Message121563
| Author |
vstinner |
| Recipients |
amaury.forgeotdarc, belopolsky, ezio.melotti, vstinner |
| Date |
2010年11月19日.20:06:13 |
| SpamBayes Score |
3.330669e-16 |
| Marked as misclassified |
No |
| Message-id |
<201011192106.06983.victor.stinner@haypocalc.com> |
| In-reply-to |
<1290195773.07.0.831312765946.issue9769@psf.upfronthosting.co.za> |
| Content |
On Friday 19 November 2010 20:42:53 you wrote:
> Alexander Belopolsky <belopolsky@users.sourceforge.net> added the comment:
>
> I don't understand Victor's argument in msg115889. According to UTF-8 RFC,
> <http://www.ietf.org/rfc/rfc2279.txt>:
>
> - US-ASCII values do not appear otherwise in a UTF-8 encoded
> character stream. This provides compatibility with file systems
> or other software (e.g. the printf() function in C libraries) that
> parse based on US-ASCII values but are transparent to other
> values.
Most C functions including printf works on multi*byte* strings, not on (wide)
character strings. Whereas PyUnicode_FromFormatV() converts the format string
(bytes) to unicode (characters). If you would like a comparaison in C, it's
like printf()+mbstowcs() in the same function.

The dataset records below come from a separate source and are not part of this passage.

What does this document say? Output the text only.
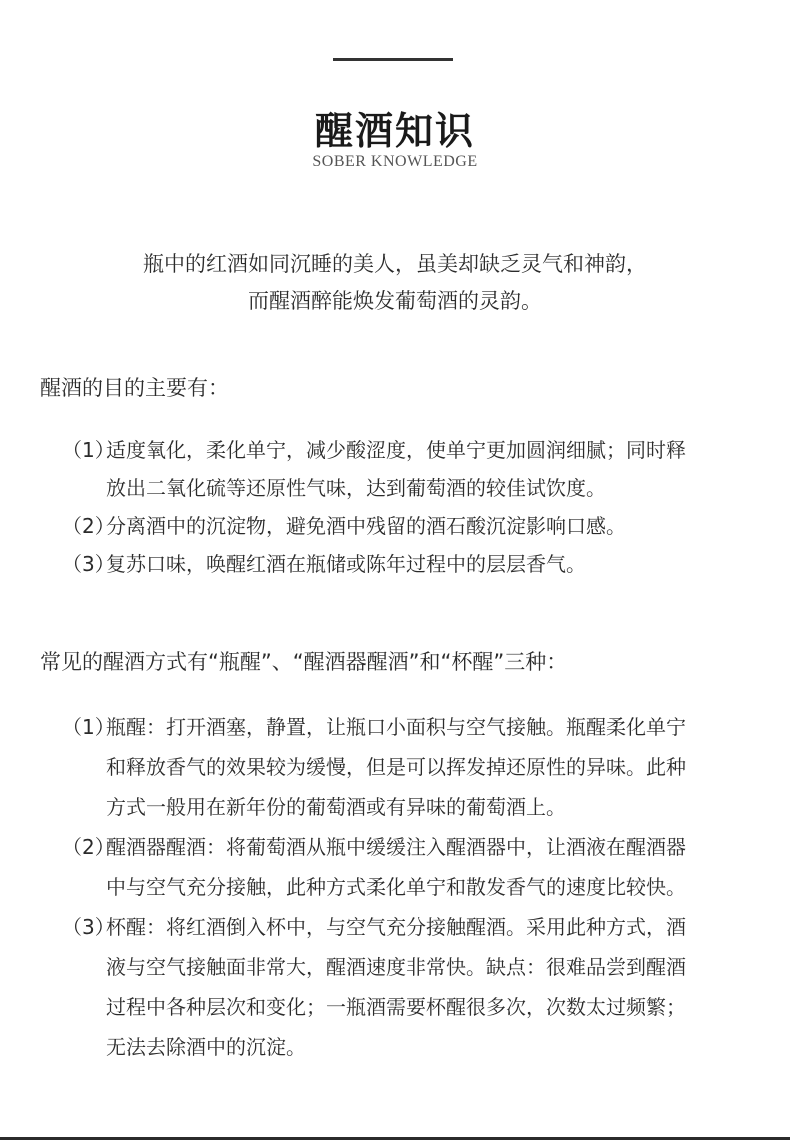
醒酒知识
SOBER KNOWLEDGE
瓶中的红酒如同沉睡的美人，虽美却缺乏灵气和神韵，
而醒酒醉能焕发葡萄酒的灵韵。
醒酒的目的主要有：
（1）
适度氧化，柔化单宁，减少酸涩度，使单宁更加圆润细腻；同时释
放出二氧化硫等还原性气味，达到葡萄酒的较佳试饮度。
（2）
分离酒中的沉淀物，避免酒中残留的酒石酸沉淀影响口感。
（3）
复苏口味，唤醒红酒在瓶储或陈年过程中的层层香气。
常见的醒酒方式有“瓶醒”、“醒酒器醒酒”和“杯醒”三种：
（1）
瓶醒：打开酒塞，静置，让瓶口小面积与空气接触。瓶醒柔化单宁
和释放香气的效果较为缓慢，但是可以挥发掉还原性的异味。此种
方式一般用在新年份的葡萄酒或有异味的葡萄酒上。
（2）
醒酒器醒酒：将葡萄酒从瓶中缓缓注入醒酒器中，让酒液在醒酒器
中与空气充分接触，此种方式柔化单宁和散发香气的速度比较快。
（3）
杯醒：将红酒倒入杯中，与空气充分接触醒酒。采用此种方式，酒
液与空气接触面非常大，醒酒速度非常快。缺点：很难品尝到醒酒
过程中各种层次和变化；一瓶酒需要杯醒很多次，次数太过频繁；
无法去除酒中的沉淀。
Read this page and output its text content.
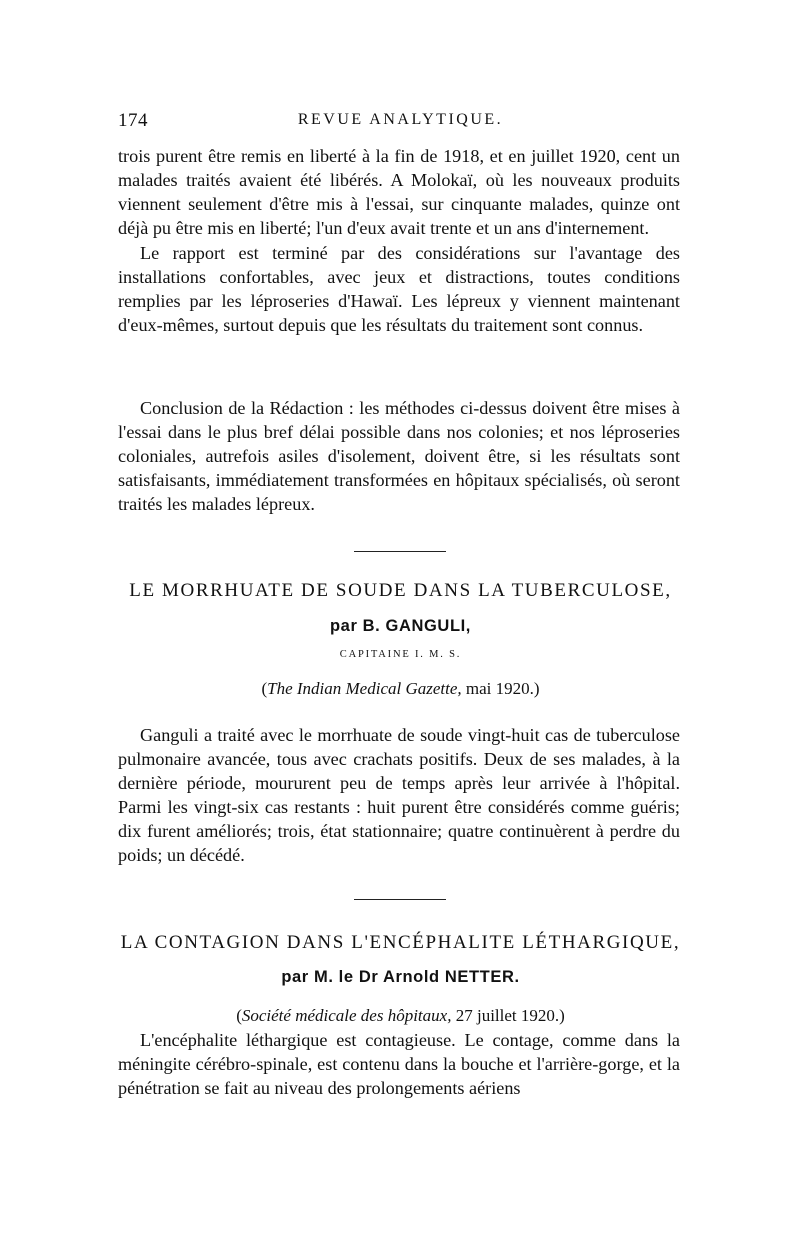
174	REVUE ANALYTIQUE.

trois purent être remis en liberté à la fin de 1918, et en juillet 1920, cent un malades traités avaient été libérés. A Molokaï, où les nouveaux produits viennent seulement d'être mis à l'essai, sur cinquante malades, quinze ont déjà pu être mis en liberté; l'un d'eux avait trente et un ans d'internement.

Le rapport est terminé par des considérations sur l'avantage des installations confortables, avec jeux et distractions, toutes conditions remplies par les léproseries d'Hawaï. Les lépreux y viennent maintenant d'eux-mêmes, surtout depuis que les résultats du traitement sont connus.

Conclusion de la Rédaction : les méthodes ci-dessus doivent être mises à l'essai dans le plus bref délai possible dans nos colonies; et nos léproseries coloniales, autrefois asiles d'isolement, doivent être, si les résultats sont satisfaisants, immédiatement transformées en hôpitaux spécialisés, où seront traités les malades lépreux.

LE MORRHUATE DE SOUDE DANS LA TUBERCULOSE,
par B. GANGULI,
CAPITAINE I. M. S.
(The Indian Medical Gazette, mai 1920.)

Ganguli a traité avec le morrhuate de soude vingt-huit cas de tuberculose pulmonaire avancée, tous avec crachats positifs. Deux de ses malades, à la dernière période, moururent peu de temps après leur arrivée à l'hôpital. Parmi les vingt-six cas restants : huit purent être considérés comme guéris; dix furent améliorés; trois, état stationnaire; quatre continuèrent à perdre du poids; un décédé.

LA CONTAGION DANS L'ENCÉPHALITE LÉTHARGIQUE,
par M. le Dr Arnold NETTER.
(Société médicale des hôpitaux, 27 juillet 1920.)

L'encéphalite léthargique est contagieuse. Le contage, comme dans la méningite cérébro-spinale, est contenu dans la bouche et l'arrière-gorge, et la pénétration se fait au niveau des prolongements aériens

> This means that printf-like formatters should not care whether the format
> string is in UTF-8, Latin1, or any other ASCII-compatible 8-bit encoding.
It's maybe true with bytes input and bytes output (eg. PyString_FromFormatV()
of Python2), but it's no more true with bytes input and str output (eg.
PyUnicode_FromFormatV() of Python3).
> It is also fairly simple to ssnity-check for UTF-8 if necessary, but in
> case of PyUnicode_FromFormat, the resulting string will be decoded as
> UTF-8, so all characters in the format string will be checked anyways.
I choosed to use ASCII instead of UTF-8, because an UTF-8 decoder is long (210
lines) and complex (see PyUnicode_DecodeUTF8Stateful()), whereas ASCII decode
is just: "unicode_char = (Py_UNICODE)byte;" + an if before to check that 0 <=
byte <= 127).
Nobody noticed my change just because the whole Python code base only uses
ASCII argument for the format argument of PyUnicode_FromFormatV().
Victor |
|